Jim Nelson: Well, I'm not a lifetime green energy guy or a solar guy. I'm new to the solar industry and, frankly, I've been in the finance business for a long time and I've always looked at industries differently than being an industry insider. Part of the reason why I'm looking at it this way is that the reason why I'm involved in the solar industry is that my company is developing a technology which we believe can revolutionize what's going on and change the way people think about the generation of electricity.
Monica Trauzzi: So, basically, you want incentives that will help your technology and your company.
Jim Nelson: I'm not saying we want incentives. We're financed privately and we're happy to continue to finance ourselves privately and we won't ask the government for any money. But I do believe that the government should be looking to new technologies to help revolutionize the production of green energy.

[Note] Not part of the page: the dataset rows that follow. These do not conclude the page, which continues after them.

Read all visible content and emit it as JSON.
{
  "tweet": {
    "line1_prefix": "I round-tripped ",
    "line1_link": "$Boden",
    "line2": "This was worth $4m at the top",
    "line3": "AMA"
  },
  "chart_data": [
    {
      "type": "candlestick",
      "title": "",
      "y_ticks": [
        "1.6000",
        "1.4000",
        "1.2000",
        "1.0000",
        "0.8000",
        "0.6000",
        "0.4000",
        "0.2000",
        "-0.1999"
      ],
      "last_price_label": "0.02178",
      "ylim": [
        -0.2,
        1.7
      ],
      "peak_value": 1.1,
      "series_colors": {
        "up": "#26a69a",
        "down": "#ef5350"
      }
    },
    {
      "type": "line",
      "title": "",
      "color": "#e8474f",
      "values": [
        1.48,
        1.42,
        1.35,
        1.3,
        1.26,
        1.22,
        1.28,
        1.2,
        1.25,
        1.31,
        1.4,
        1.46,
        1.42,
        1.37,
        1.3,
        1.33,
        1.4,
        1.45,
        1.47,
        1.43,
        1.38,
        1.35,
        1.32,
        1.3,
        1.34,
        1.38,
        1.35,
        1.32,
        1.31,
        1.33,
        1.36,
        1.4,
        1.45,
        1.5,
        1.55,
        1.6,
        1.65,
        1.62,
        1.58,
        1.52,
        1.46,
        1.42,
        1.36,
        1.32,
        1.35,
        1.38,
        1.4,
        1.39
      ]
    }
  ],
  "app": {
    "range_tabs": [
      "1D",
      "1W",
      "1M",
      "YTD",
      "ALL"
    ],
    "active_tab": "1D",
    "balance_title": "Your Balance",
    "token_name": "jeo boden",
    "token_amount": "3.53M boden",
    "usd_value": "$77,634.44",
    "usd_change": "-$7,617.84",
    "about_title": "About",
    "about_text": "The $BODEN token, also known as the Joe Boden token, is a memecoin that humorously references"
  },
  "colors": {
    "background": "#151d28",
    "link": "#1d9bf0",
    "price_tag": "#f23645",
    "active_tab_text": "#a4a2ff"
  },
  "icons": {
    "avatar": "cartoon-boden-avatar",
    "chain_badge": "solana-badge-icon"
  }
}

Monica Trauzzi: How did your company manage to go public so quickly?
Jim Nelson: Our approach is public venture capital, if you will. A number of us got together and decided to finance the company privately and our public - the approach with our public shell or our public entity is to allow everyone a chance to invest in a new breakthrough technology that could end up changing the world and end up being extremely profitable in the long run as well.

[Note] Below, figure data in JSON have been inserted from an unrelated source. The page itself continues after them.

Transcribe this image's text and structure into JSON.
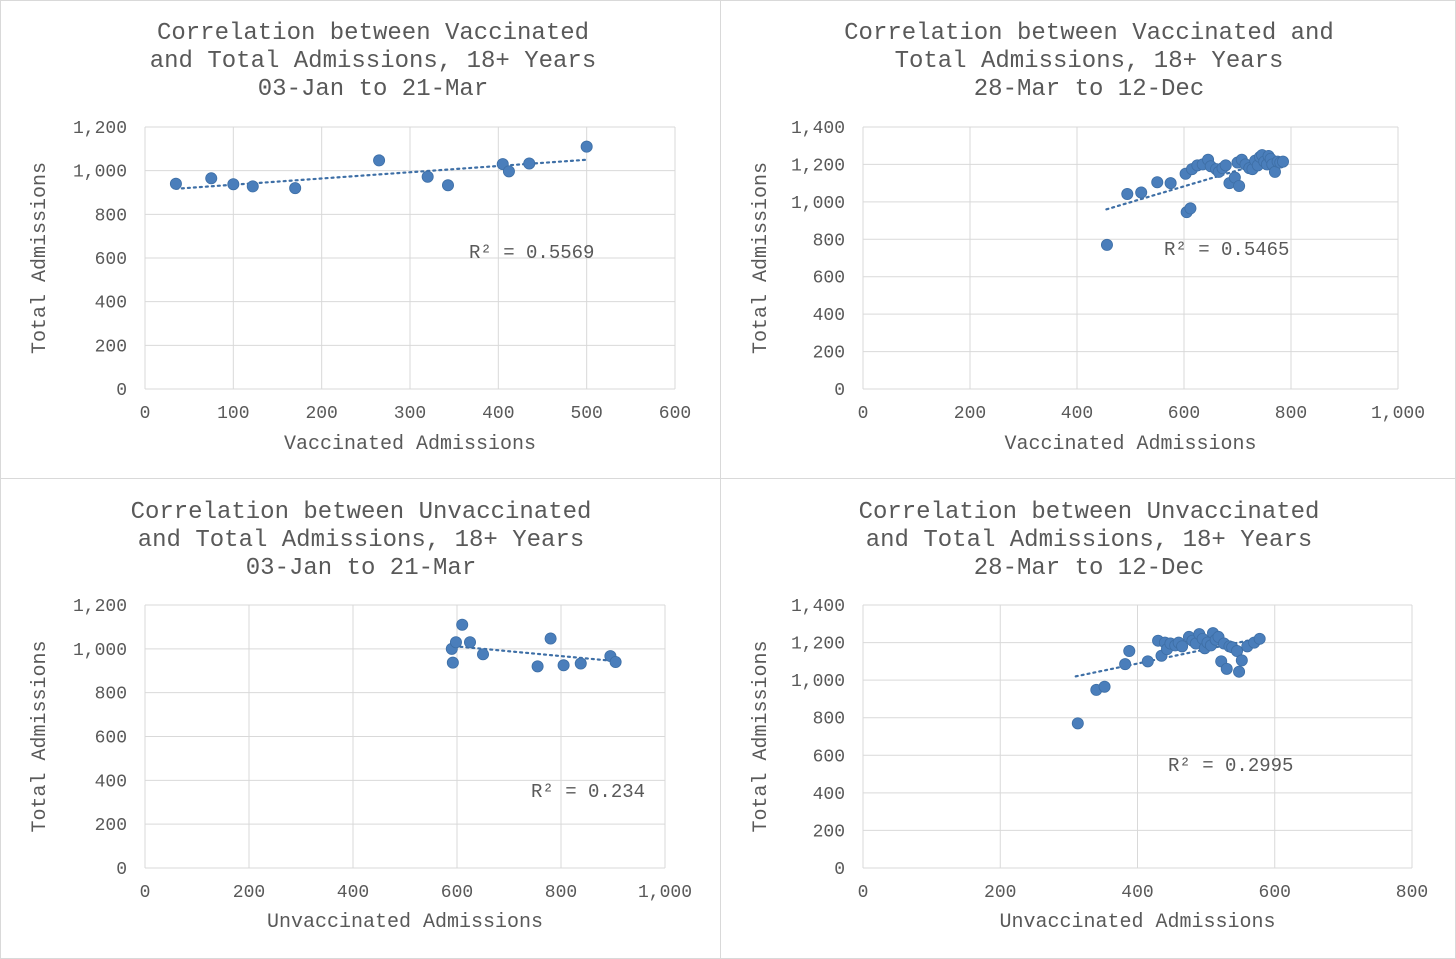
{
  "chart_data": [
    {
      "type": "scatter",
      "title": [
        "Correlation between Vaccinated",
        "and Total Admissions, 18+ Years",
        "03-Jan to 21-Mar"
      ],
      "xlabel": "Vaccinated Admissions",
      "ylabel": "Total Admissions",
      "xlim": [
        0,
        600
      ],
      "xticks": [
        0,
        100,
        200,
        300,
        400,
        500,
        600
      ],
      "xtick_labels": [
        "0",
        "100",
        "200",
        "300",
        "400",
        "500",
        "600"
      ],
      "ylim": [
        0,
        1200
      ],
      "yticks": [
        0,
        200,
        400,
        600,
        800,
        1000,
        1200
      ],
      "ytick_labels": [
        "0",
        "200",
        "400",
        "600",
        "800",
        "1,000",
        "1,200"
      ],
      "grid": true,
      "r2_label": "R² = 0.5569",
      "trendline": {
        "x": [
          35,
          500
        ],
        "y": [
          917,
          1050
        ]
      },
      "points": [
        [
          35,
          940
        ],
        [
          75,
          965
        ],
        [
          100,
          938
        ],
        [
          122,
          928
        ],
        [
          170,
          920
        ],
        [
          265,
          1047
        ],
        [
          320,
          972
        ],
        [
          343,
          933
        ],
        [
          405,
          1030
        ],
        [
          412,
          997
        ],
        [
          435,
          1033
        ],
        [
          500,
          1110
        ]
      ]
    },
    {
      "type": "scatter",
      "title": [
        "Correlation between Vaccinated and",
        "Total Admissions, 18+ Years",
        "28-Mar to 12-Dec"
      ],
      "xlabel": "Vaccinated Admissions",
      "ylabel": "Total Admissions",
      "xlim": [
        0,
        1000
      ],
      "xticks": [
        0,
        200,
        400,
        600,
        800,
        1000
      ],
      "xtick_labels": [
        "0",
        "200",
        "400",
        "600",
        "800",
        "1,000"
      ],
      "ylim": [
        0,
        1400
      ],
      "yticks": [
        0,
        200,
        400,
        600,
        800,
        1000,
        1200,
        1400
      ],
      "ytick_labels": [
        "0",
        "200",
        "400",
        "600",
        "800",
        "1,000",
        "1,200",
        "1,400"
      ],
      "grid": true,
      "r2_label": "R² = 0.5465",
      "trendline": {
        "x": [
          455,
          785
        ],
        "y": [
          960,
          1240
        ]
      },
      "points": [
        [
          456,
          770
        ],
        [
          494,
          1042
        ],
        [
          520,
          1050
        ],
        [
          550,
          1105
        ],
        [
          575,
          1100
        ],
        [
          603,
          1150
        ],
        [
          605,
          945
        ],
        [
          612,
          965
        ],
        [
          615,
          1175
        ],
        [
          625,
          1195
        ],
        [
          635,
          1200
        ],
        [
          645,
          1225
        ],
        [
          650,
          1190
        ],
        [
          660,
          1175
        ],
        [
          665,
          1160
        ],
        [
          672,
          1180
        ],
        [
          678,
          1195
        ],
        [
          685,
          1100
        ],
        [
          695,
          1130
        ],
        [
          700,
          1210
        ],
        [
          703,
          1085
        ],
        [
          708,
          1225
        ],
        [
          715,
          1200
        ],
        [
          722,
          1180
        ],
        [
          728,
          1175
        ],
        [
          733,
          1220
        ],
        [
          738,
          1195
        ],
        [
          742,
          1240
        ],
        [
          746,
          1250
        ],
        [
          750,
          1215
        ],
        [
          755,
          1200
        ],
        [
          758,
          1245
        ],
        [
          762,
          1230
        ],
        [
          765,
          1200
        ],
        [
          770,
          1160
        ],
        [
          775,
          1215
        ],
        [
          780,
          1210
        ],
        [
          785,
          1215
        ]
      ]
    },
    {
      "type": "scatter",
      "title": [
        "Correlation between Unvaccinated",
        "and Total Admissions, 18+ Years",
        "03-Jan to 21-Mar"
      ],
      "xlabel": "Unvaccinated Admissions",
      "ylabel": "Total Admissions",
      "xlim": [
        0,
        1000
      ],
      "xticks": [
        0,
        200,
        400,
        600,
        800,
        1000
      ],
      "xtick_labels": [
        "0",
        "200",
        "400",
        "600",
        "800",
        "1,000"
      ],
      "ylim": [
        0,
        1200
      ],
      "yticks": [
        0,
        200,
        400,
        600,
        800,
        1000,
        1200
      ],
      "ytick_labels": [
        "0",
        "200",
        "400",
        "600",
        "800",
        "1,000",
        "1,200"
      ],
      "grid": true,
      "r2_label": "R² = 0.234",
      "trendline": {
        "x": [
          595,
          900
        ],
        "y": [
          1012,
          945
        ]
      },
      "points": [
        [
          590,
          1000
        ],
        [
          592,
          937
        ],
        [
          598,
          1030
        ],
        [
          610,
          1110
        ],
        [
          625,
          1030
        ],
        [
          650,
          975
        ],
        [
          755,
          920
        ],
        [
          780,
          1047
        ],
        [
          805,
          925
        ],
        [
          838,
          933
        ],
        [
          895,
          967
        ],
        [
          905,
          940
        ]
      ]
    },
    {
      "type": "scatter",
      "title": [
        "Correlation between Unvaccinated",
        "and Total Admissions, 18+ Years",
        "28-Mar to 12-Dec"
      ],
      "xlabel": "Unvaccinated Admissions",
      "ylabel": "Total Admissions",
      "xlim": [
        0,
        800
      ],
      "xticks": [
        0,
        200,
        400,
        600,
        800
      ],
      "xtick_labels": [
        "0",
        "200",
        "400",
        "600",
        "800"
      ],
      "ylim": [
        0,
        1400
      ],
      "yticks": [
        0,
        200,
        400,
        600,
        800,
        1000,
        1200,
        1400
      ],
      "ytick_labels": [
        "0",
        "200",
        "400",
        "600",
        "800",
        "1,000",
        "1,200",
        "1,400"
      ],
      "grid": true,
      "r2_label": "R² = 0.2995",
      "trendline": {
        "x": [
          310,
          580
        ],
        "y": [
          1020,
          1225
        ]
      },
      "points": [
        [
          313,
          770
        ],
        [
          340,
          948
        ],
        [
          352,
          965
        ],
        [
          382,
          1085
        ],
        [
          388,
          1155
        ],
        [
          415,
          1100
        ],
        [
          430,
          1210
        ],
        [
          435,
          1130
        ],
        [
          440,
          1200
        ],
        [
          443,
          1165
        ],
        [
          448,
          1195
        ],
        [
          455,
          1185
        ],
        [
          460,
          1200
        ],
        [
          465,
          1180
        ],
        [
          475,
          1230
        ],
        [
          480,
          1210
        ],
        [
          485,
          1195
        ],
        [
          490,
          1245
        ],
        [
          495,
          1220
        ],
        [
          498,
          1170
        ],
        [
          502,
          1200
        ],
        [
          507,
          1185
        ],
        [
          510,
          1250
        ],
        [
          514,
          1215
        ],
        [
          518,
          1230
        ],
        [
          522,
          1100
        ],
        [
          526,
          1195
        ],
        [
          530,
          1060
        ],
        [
          534,
          1180
        ],
        [
          538,
          1175
        ],
        [
          545,
          1155
        ],
        [
          548,
          1045
        ],
        [
          552,
          1105
        ],
        [
          560,
          1180
        ],
        [
          570,
          1200
        ],
        [
          578,
          1220
        ]
      ]
    }
  ]
}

Monica Trauzzi: So, if the government were to shift the way it's incentivizing or assisting the solar energy industry, what would happen to current companies that are working with the current technologies that are on the market now?
Jim Nelson: Well, I think that they'd have a lot tougher time selling their product. I think that a lot of people install solar because of the incentives. I just think it's not a completely legitimate way of doing it. It is legitimate of course and legal, but it doesn't ultimately end up changing the world. I think that some of those companies would struggle as a result of the moving away of the incentives.

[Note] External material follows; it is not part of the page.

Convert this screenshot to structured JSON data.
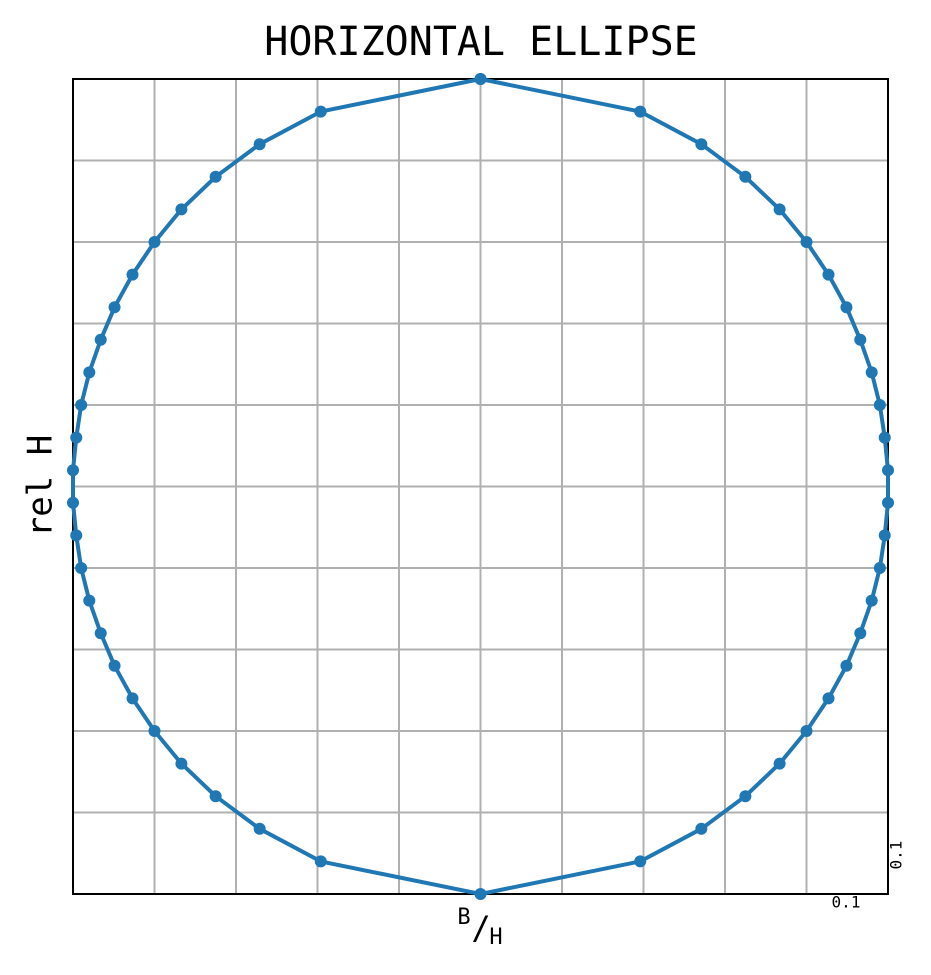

Monica Trauzzi: How do you believe the shift in power in the House will impact the discussion on energy policy and, in particular, renewable energy moving forward into the next session?
Jim Nelson: Let me restate the question and make sure I understand. The question is if the House, as their discussion goes about figuring out whether to continue incentives or not, how is that going to affect solar energy going forward?
Monica Trauzzi: Yes, with Republicans taking over House ...
Jim Nelson: Oh, sure.
Monica Trauzzi: Leadership, how do you think that discussion is going to shift if in any way?
Jim Nelson: Yeah, okay, good question. I'm not sure. You know, clearly the Democrats were more champions of the green energy and green energy for green energy's sake and the Republicans will be less so. I believe that whoever is in charge or whoever is involved should take a very hard look at what their real objectives are in the green energy business and figure out how they should incentivize companies and individuals and private enterprise to get what they want out of the green energy business as opposed to just doing something to sustain the industry the way this.
Monica Trauzzi: Okay, we'll end it there on that note. Thank you for coming on the show.
Jim Nelson: Okay, thank you very much.
Monica Trauzzi: And thanks for watching. We'll see you back here tomorrow.